WASHINGTON — The Ebola epidemic in West Africa, already ghastly, could get worse by orders of magnitude, killing hundreds of thousands of people and embedding itself in the human population for years to come, according to two worst-case scenarios from scientists studying the historic outbreak.
The virus could potentially infect 1.4 million people by the end of January, according to a statistical extrapolation by the U.S. Centers for Disease Control and Prevention published Tuesday. That astonishing number came just hours after a report in the New England Journal of Medicine warned that the epidemic might never come fully under control, and that the virus could become endemic in the population, crippling civic life in the affected countries and remaining an ongoing threat to spread elsewhere.
These dire scenarios from highly respected medical sources were framed, however, by optimism from U.S. officials that a ramped-up response can and will contain the outbreak in the weeks and months ahead.
CDC Director Tom Frieden cautioned that the estimates in the new report from his agency do not take into account the actions taken, or planned, since August by the United States and the international community. Help is on the way and it will make a difference, he said – but time is of the essence.
“A surge now can break the back of the epidemic, but delay is extremely costly,” Frieden said.
The situation on the ground in West Africa is bleak, with people dying of Ebola in the streets outside clinics with no available beds, and other victims remaining at home where they are infecting their care-givers. No Ebola outbreak has ever approached the scale of this one. The previous worst outbreak, in Central Africa, involved only 425 infections in Uganda from October 2000 to January 2001, and was brought under control by local responders aided by international organizations, according to the New England Journal of Medicine.

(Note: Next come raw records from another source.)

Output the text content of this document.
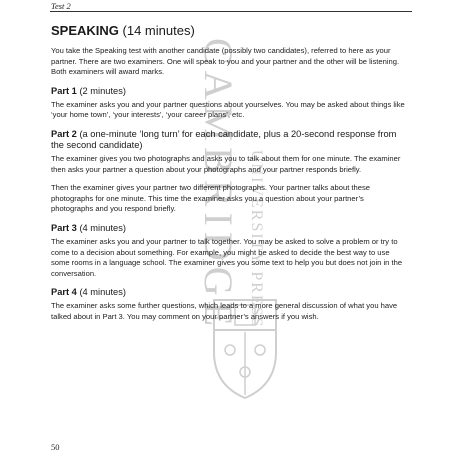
Test 2
CAMBRIDGE UNIVERSITY PRESS
SPEAKING (14 minutes)

You take the Speaking test with another candidate (possibly two candidates), referred to here as your partner. There are two examiners. One will speak to you and your partner and the other will be listening. Both examiners will award marks.

Part 1 (2 minutes)

The examiner asks you and your partner questions about yourselves. You may be asked about things like ‘your home town’, ‘your interests’, ‘your career plans’, etc.

Part 2 (a one-minute ‘long turn’ for each candidate, plus a 20-second response from the second candidate)

The examiner gives you two photographs and asks you to talk about them for one minute. The examiner then asks your partner a question about your photographs and your partner responds briefly.

Then the examiner gives your partner two different photographs. Your partner talks about these photographs for one minute. This time the examiner asks you a question about your partner’s photographs and you respond briefly.

Part 3 (4 minutes)

The examiner asks you and your partner to talk together. You may be asked to solve a problem or try to come to a decision about something. For example, you might be asked to decide the best way to use some rooms in a language school. The examiner gives you some text to help you but does not join in the conversation.

Part 4 (4 minutes)

The examiner asks some further questions, which leads to a more general discussion of what you have talked about in Part 3. You may comment on your partner’s answers if you wish.

50
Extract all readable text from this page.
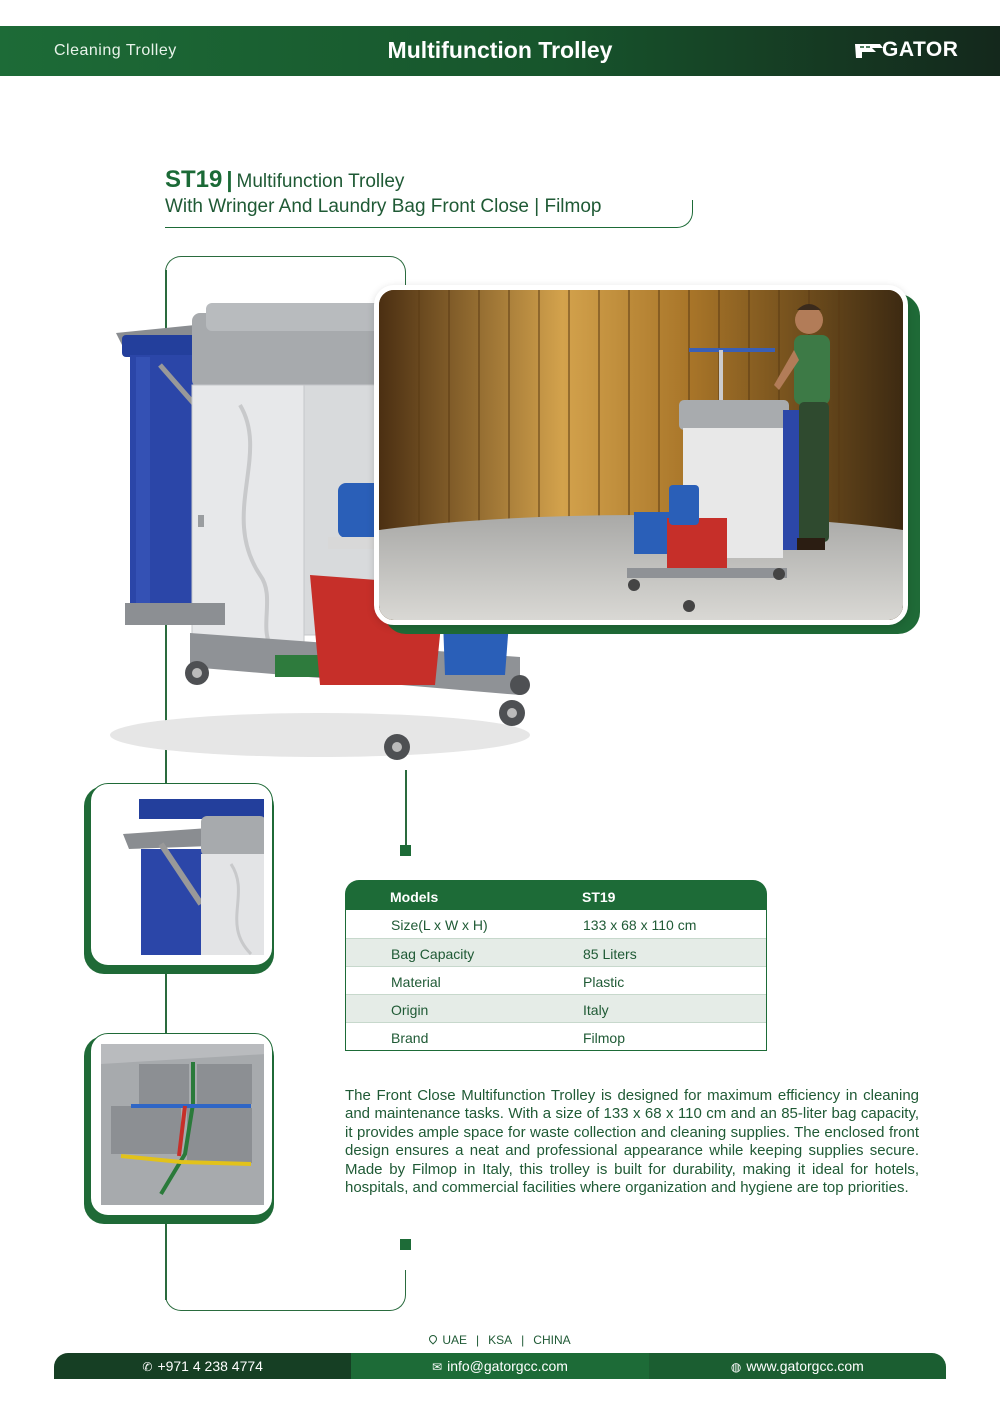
Cleaning Trolley	Multifunction Trolley	GATOR
ST19 | Multifunction Trolley
With Wringer And Laundry Bag Front Close | Filmop
Models	ST19
Size(L x W x H)	133 x 68 x 110 cm
Bag Capacity	85 Liters
Material	Plastic
Origin	Italy
Brand	Filmop

The Front Close Multifunction Trolley is designed for maximum efficiency in cleaning and maintenance tasks. With a size of 133 x 68 x 110 cm and an 85-liter bag capacity, it provides ample space for waste collection and cleaning supplies. The enclosed front design ensures a neat and professional appearance while keeping supplies secure. Made by Filmop in Italy, this trolley is built for durability, making it ideal for hotels, hospitals, and commercial facilities where organization and hygiene are top priorities.

UAE | KSA | CHINA
✆ +971 4 238 4774	✉ info@gatorgcc.com	◍ www.gatorgcc.com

The World Health Organization has reported more than 5,800 cases including more than 2,800 deaths.
The CDC assumed the actual number of cases is 2.5 times higher than what’s officially known.
On graphs showing the rising number of infections and deaths, the lines continue to curve upward. Infections are doubling every 20 days in the coastal nations of Liberia and Sierra Leone, the CDC said. Each infected person is infecting roughly two additional people. The epidemic will begin to subside when that reproduction rate of 2.0 becomes lower than 1.0.
The CDC estimates that in Liberia and Sierra Leone, including unreported cases, there will be about 21,000 total infections by Sept. 30.
The United States recently launched a $750 million effort that includes treatment facilities in Liberia, and the U.N. Security Council voted unanimously last week to create an emergency medical mission to respond to the outbreak. In addition, the WHO is working on moving infected people out of their homes and into small centers that would provide at least rudimentary levels of care, in hopes of increasing survival rates and slowing the transmission of the disease.
Although the United States plans to build 17 treatment centers, each with 100-bed capacity, in Liberia, American personnel will not be staffing those facilities, officials have said. Instead, the U.S. plans to train volunteers and others from aid organizations or nonprofits. Some global health experts have said this could slow down the response because there aren’t enough volunteers stepping forward.